2019年12月6日金曜日

「安心、成長」の新経済政策26兆円:十分に検証されてのアベノミクスの再加速か


安心、成長を植え付けるために26兆円に上る大規模経済政策案を打ち出したのか。麻生財務相は国内経済は緩やかな回復基調にあり、堅調であるが世界経済は下押しリスクの可能性もあり、「安心」のための規模の経済対策だという。

経済財政諮問会議後の記者会見でも担当大臣はアベノミクスでデフレの状態を抜けたが下方リスクに対応するのだという。

記者の「過去の経済政策が示した数字より大きな効果があったのか」との質問に「経済は生き物、一概に言えない」と逃げた。経済政策とクリアーすべき目標を示すが何ら検証することなく次の政策を打ち出す。「これでもか これでもか」ということだ。

だから安倍政権の経済政策はアベノミクスの3本の矢、異次元の量的緩和、次いでアベノミクスを加速し新3本の矢でGDP600兆円、そしてアベノミクスを再加速して「安心と成長の未来を拓く」として災害対策の復興、復旧5.8兆円、下振りリスク対応で3.1兆円、オリンピック後の活力維持などで4.3兆円の13.2兆円の財政支出、借金は9.4兆円か。

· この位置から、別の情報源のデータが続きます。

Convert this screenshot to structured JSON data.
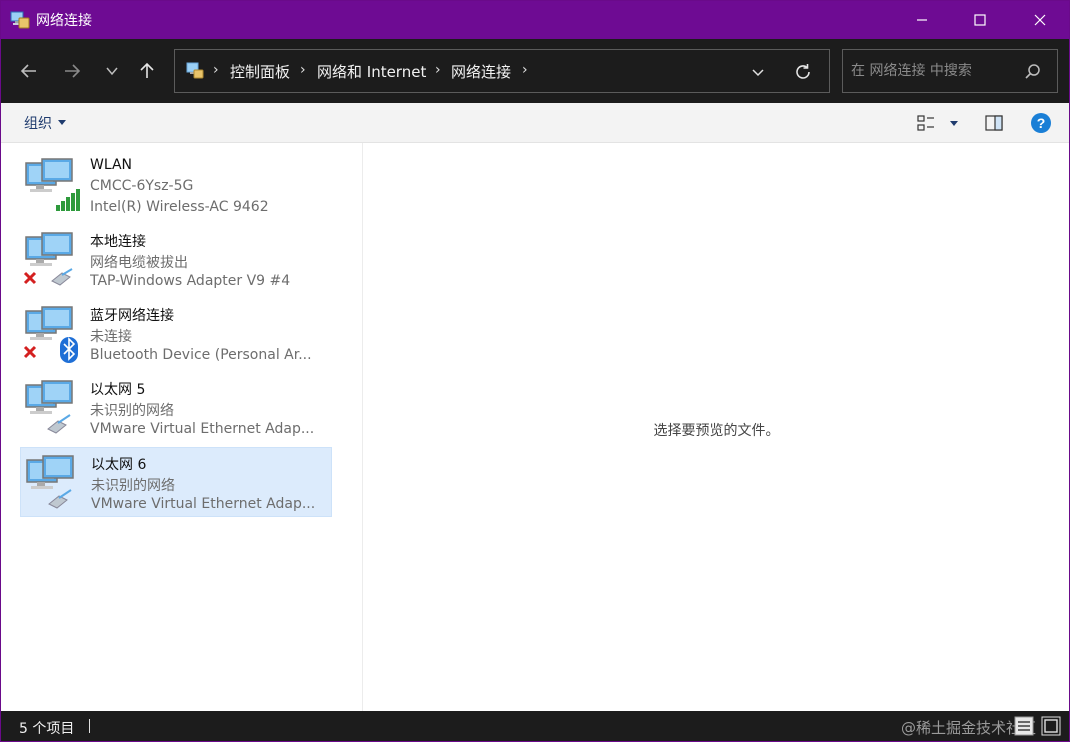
{
  "window": {
    "title": "网络连接",
    "accent": "#6e0b93"
  },
  "nav": {
    "breadcrumbs": [
      "控制面板",
      "网络和 Internet",
      "网络连接"
    ],
    "search_placeholder": "在 网络连接 中搜索"
  },
  "toolbar": {
    "organize_label": "组织"
  },
  "connections": [
    {
      "name": "WLAN",
      "status": "CMCC-6Ysz-5G",
      "device": "Intel(R) Wireless-AC 9462",
      "icon": "wireless-signal-icon"
    },
    {
      "name": "本地连接",
      "status": "网络电缆被拔出",
      "device": "TAP-Windows Adapter V9 #4",
      "icon": "ethernet-disconnected-icon"
    },
    {
      "name": "蓝牙网络连接",
      "status": "未连接",
      "device": "Bluetooth Device (Personal Ar...",
      "icon": "bluetooth-disconnected-icon"
    },
    {
      "name": "以太网 5",
      "status": "未识别的网络",
      "device": "VMware Virtual Ethernet Adap...",
      "icon": "ethernet-icon"
    },
    {
      "name": "以太网 6",
      "status": "未识别的网络",
      "device": "VMware Virtual Ethernet Adap...",
      "icon": "ethernet-icon",
      "selected": true
    }
  ],
  "preview": {
    "message": "选择要预览的文件。"
  },
  "statusbar": {
    "item_count": "5 个项目"
  },
  "watermark": "@稀土掘金技术社区"
}
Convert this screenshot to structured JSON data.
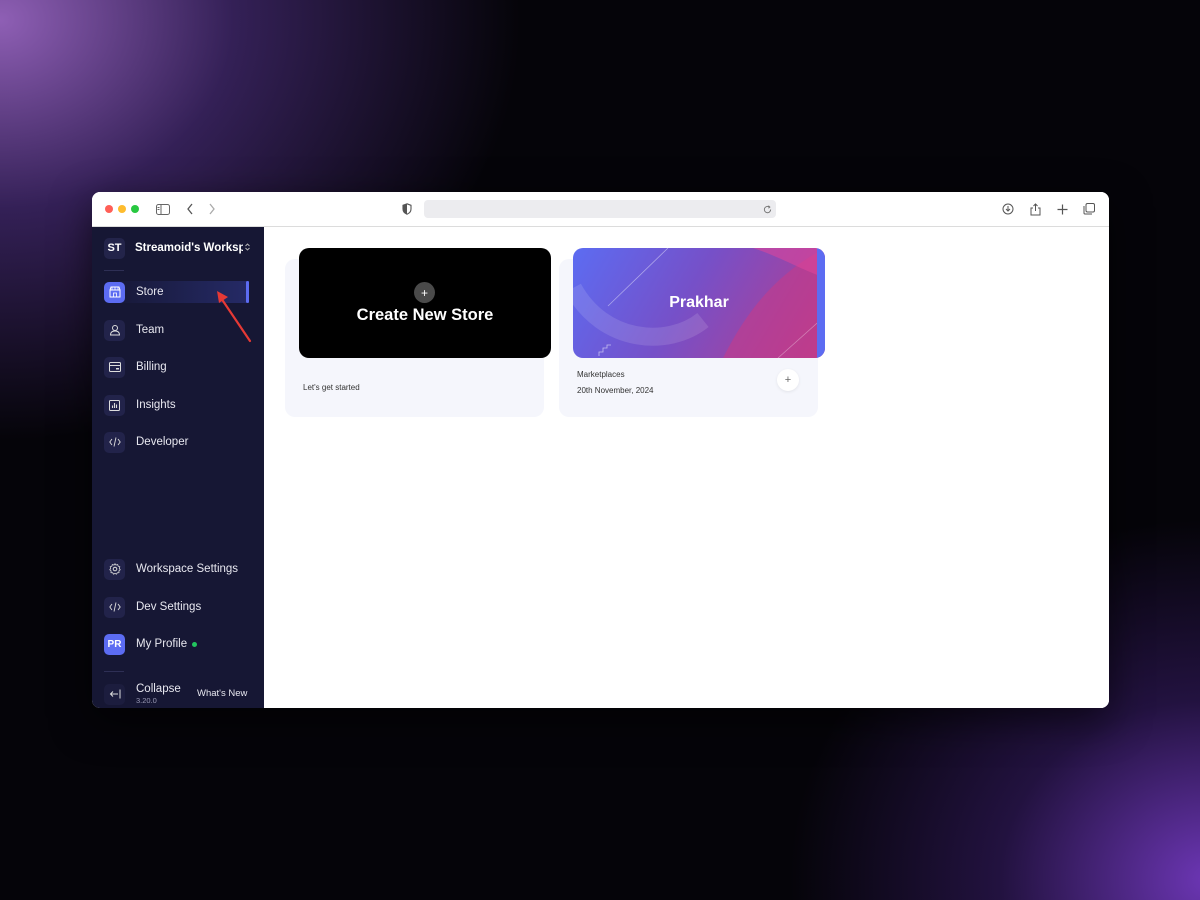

総事業費を26兆円と見て民間企業の資金活用も期待しGDP1.4%増(約7兆円か)を狙っている。

どんな事業項目かと思ったら200近くあるらしい。今までの内容を少し変えて再登場したり、何度も同じような内容が挙げられているらしい。問題は予算は付いたがいまだ実施されていない、消化されていないテーマも残されているのだ。

新聞報道によると、専門家の間でも疑問が出ている。「国内経済は安定しているのになぜ、大規模なのか」、政策を出す官僚でも「従来の政策の看板替え、無理やりに突っ込んだ」と言うのだ。民主党政権の時に公開の「事業仕分け」を見学したが、その時の「廃止」、「見直し」判定されるとテーマをまとめて焼け太りする例が多かった。官僚は曲者だ。

しかし驚いてはいけない。自民党には「1年以内に選挙がある」ことを前提に選挙対策の経済政策になっているのだ。政権与党は何でもできる。国民生活のためと言って利権食いしているのだ。

とても期待はできそうにないが、気になることは多い。

世界経済は気になる。TPP、先の見えない米中経済摩擦、日本に分が悪い日米貿易交渉、欧州経済の停滞、英のEU離脱、さらにはトランプ大統領の駐留負担費増で世界経済は動く。

国内経済でも日銀の低金利政策、マイナス金利、量的緩和の出口戦略が不透明だ。国債価格、企業の内部留保とどういう政策を取ればうまく動くのか。誰にもわからない。マイナス金利政策だって検証されないままだ。

安倍政権も今回の不祥事を含め、死に体状態にならないか。任期いっぱい務めることができるか。

そして、財政再建が重く押しかかってくる。2022年のPB黒字化が財政出動のためにいとも簡単に25年に先送りされた。どの政権が責任を持って達成するのか。1000兆円の国地方合わせた借金は対GDP比200%を超え先進国一悪い。赤字財政もGDP比3%以内を欧米は守っているが、日本は猶予されている。何時まで続くか。

消費税10%へ、安倍内閣になって2度目の消費税増税だ。しかし、IMFは15%を超える消費税の必要性を主張する。IMFへは財務省から多くの出向者が出ているので、財務省の考えを代弁している。今後、税収増を見込める可能性がなければ消費税に頼るしかないのだ。

最後の手段は大企業、富裕層への優遇税制の見直しだ。大儲けしながら微々たる納税で威張っている企業は許されない。アメリカも日本も最後はここに手を付けることになるだろう。経済界は一体どんな日本の姿を期待しているのか。